Depends on what you call evidence. The call for 'evidence' can be a
progress stopper when a straightforward observation from the front line is
dismissed as worthless until backed by a randomised multi centre placebo
controlled trial. For which there are no time, funds or backing.
Britain has 400 consultant dermatologists. Spain has 2,300, Italy
3,000, France 8,000, for similar populations. Patients are shocked when I
tell them this (in answer to their complaints about long hospital waiting
times). Our low numbers of dermatologists are not due to a lack of keen,
bright young doctors who wish to enter the speciality, but due to
centrally controlled trainee numbers set at an internationally low level
for reasons which I do not understand.
Certainly in France, from which originates the excellent skin lesion
diagnostic resource www.dermoscopic.blogspot.com, there is a lesser need
to teach GPs better skin lesion diagnostic skills, since any patient
worried about a mole simply presents themselves directly to a
dermatologist, their brass plates can be seen in every town. However, in
Britain with vastly fewer dermatologists than the European average, and GP
gatekeeper system, we rely on GPs limiting specialist referrals due to
limited secondary care capacity, and so GPs certainly do need good
recognition skills. I will not bore readers with a long list of my
anecdotes about trivial benign lesions refered as suspected skin cancers,
or serious malignancies misdiagnosed as benign.
Good enough skin lesion recognition skills are not routinely taught
to most GPs.

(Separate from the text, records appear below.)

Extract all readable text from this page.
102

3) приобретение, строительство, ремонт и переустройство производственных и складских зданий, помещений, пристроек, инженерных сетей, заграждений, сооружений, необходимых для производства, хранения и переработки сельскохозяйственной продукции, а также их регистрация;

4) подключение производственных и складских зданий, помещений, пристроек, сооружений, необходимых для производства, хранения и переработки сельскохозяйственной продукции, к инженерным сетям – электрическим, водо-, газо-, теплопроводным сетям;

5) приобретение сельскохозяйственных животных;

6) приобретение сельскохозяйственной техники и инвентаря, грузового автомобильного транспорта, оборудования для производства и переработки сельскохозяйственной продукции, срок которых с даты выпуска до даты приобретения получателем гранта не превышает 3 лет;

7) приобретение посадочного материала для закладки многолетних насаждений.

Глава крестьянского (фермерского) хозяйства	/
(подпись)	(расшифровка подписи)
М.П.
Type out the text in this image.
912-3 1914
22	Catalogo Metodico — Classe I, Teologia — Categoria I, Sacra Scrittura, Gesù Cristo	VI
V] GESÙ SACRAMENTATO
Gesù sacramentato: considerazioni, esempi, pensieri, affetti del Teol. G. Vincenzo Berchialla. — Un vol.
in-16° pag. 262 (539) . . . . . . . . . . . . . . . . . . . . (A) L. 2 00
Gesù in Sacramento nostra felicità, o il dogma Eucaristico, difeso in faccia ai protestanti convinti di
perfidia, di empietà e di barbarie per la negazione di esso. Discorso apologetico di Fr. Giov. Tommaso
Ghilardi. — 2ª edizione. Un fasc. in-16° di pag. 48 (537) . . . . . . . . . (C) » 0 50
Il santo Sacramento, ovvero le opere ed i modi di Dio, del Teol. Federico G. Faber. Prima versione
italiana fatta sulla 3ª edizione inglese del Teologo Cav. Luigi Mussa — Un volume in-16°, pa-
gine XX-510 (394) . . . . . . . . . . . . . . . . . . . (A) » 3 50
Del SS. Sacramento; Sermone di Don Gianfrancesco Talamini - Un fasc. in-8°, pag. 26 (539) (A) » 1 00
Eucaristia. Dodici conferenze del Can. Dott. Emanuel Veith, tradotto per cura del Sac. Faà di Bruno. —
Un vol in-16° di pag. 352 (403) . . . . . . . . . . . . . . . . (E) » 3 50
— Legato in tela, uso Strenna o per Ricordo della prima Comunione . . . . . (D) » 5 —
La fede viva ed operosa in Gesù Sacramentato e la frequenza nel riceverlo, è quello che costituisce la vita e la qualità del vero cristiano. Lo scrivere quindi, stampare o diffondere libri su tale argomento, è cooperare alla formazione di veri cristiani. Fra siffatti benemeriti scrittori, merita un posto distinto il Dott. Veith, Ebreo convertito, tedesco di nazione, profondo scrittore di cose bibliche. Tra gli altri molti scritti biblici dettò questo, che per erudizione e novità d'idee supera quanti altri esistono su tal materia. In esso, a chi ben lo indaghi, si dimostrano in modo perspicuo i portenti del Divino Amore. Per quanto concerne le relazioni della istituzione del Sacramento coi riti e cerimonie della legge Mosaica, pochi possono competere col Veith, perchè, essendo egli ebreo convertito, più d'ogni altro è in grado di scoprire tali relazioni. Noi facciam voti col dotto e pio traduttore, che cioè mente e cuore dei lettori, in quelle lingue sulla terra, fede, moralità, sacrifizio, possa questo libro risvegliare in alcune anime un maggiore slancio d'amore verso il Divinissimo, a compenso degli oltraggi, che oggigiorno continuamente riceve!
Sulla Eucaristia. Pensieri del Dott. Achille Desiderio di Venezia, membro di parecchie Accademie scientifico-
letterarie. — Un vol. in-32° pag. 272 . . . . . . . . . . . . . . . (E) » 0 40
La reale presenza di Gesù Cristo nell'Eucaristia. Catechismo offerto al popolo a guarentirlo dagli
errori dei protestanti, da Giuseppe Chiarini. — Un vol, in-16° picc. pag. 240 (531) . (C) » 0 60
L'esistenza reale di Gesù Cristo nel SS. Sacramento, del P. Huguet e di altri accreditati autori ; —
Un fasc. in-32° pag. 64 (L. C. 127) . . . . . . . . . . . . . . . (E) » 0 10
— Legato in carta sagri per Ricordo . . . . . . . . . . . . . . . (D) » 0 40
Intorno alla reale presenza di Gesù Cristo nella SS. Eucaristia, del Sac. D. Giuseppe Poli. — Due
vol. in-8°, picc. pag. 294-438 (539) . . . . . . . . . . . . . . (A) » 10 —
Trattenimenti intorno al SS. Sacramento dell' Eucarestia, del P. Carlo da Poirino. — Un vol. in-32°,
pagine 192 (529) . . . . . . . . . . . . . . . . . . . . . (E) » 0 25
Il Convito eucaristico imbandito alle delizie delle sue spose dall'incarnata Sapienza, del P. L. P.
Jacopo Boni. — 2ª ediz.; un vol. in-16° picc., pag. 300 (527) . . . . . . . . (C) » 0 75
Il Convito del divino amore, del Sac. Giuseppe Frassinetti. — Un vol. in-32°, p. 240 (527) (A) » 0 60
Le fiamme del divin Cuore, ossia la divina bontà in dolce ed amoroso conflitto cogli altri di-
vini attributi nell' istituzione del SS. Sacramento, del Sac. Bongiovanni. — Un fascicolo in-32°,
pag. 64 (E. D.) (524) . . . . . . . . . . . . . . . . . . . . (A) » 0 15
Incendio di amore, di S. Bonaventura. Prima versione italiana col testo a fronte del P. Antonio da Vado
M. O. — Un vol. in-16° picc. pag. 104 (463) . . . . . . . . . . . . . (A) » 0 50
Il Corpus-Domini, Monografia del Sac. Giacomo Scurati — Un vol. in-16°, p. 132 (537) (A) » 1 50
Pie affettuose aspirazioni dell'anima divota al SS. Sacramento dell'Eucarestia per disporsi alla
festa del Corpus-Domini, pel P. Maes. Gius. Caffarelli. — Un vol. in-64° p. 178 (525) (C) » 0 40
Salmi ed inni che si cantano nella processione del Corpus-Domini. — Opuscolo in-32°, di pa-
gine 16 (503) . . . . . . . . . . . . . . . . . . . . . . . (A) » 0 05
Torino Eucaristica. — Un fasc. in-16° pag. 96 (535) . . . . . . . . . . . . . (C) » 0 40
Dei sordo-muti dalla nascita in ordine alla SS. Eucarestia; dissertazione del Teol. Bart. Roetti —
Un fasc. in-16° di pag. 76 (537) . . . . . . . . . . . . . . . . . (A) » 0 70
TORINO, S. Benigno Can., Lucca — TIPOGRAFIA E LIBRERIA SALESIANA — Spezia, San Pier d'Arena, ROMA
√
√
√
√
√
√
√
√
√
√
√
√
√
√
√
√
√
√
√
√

Do we need a randomised controlled trial to prove that
teaching GP registrars the whole of dermatology in half a day is not
enough?
It is a counsel of perfection that every patient with a skin lesion
should be seen by a fully trained consultant dermatologist. The system
would crash. Does anyone suggest that with 400 dermatologists for a
population of 60,000,000 that this is realistic? Might as well suggest
that every meal is cooked by a 3 star Michelin chef.
Dermoscopy is not a magic bullet, but there is enough published
evidence to show that it works in trained hands. The real issue is that
GPs are not routinely taught enough general dermatology (including skin
lesion recognition) to be fit for purpose and that the system needs to
change.
Whatever, the bottom line remains the same. 1,850 British patients
died from malignant melanoma in 2006. twice as many as died from cancer of
the cervix, for which we have universal, community based, screening. This
number could have been reduced, as far as we can reasonably deduce from
the available evidence, by earlier diagnosis. What are we, primary and
secondary care doctors and healthcare planners, going to do about this?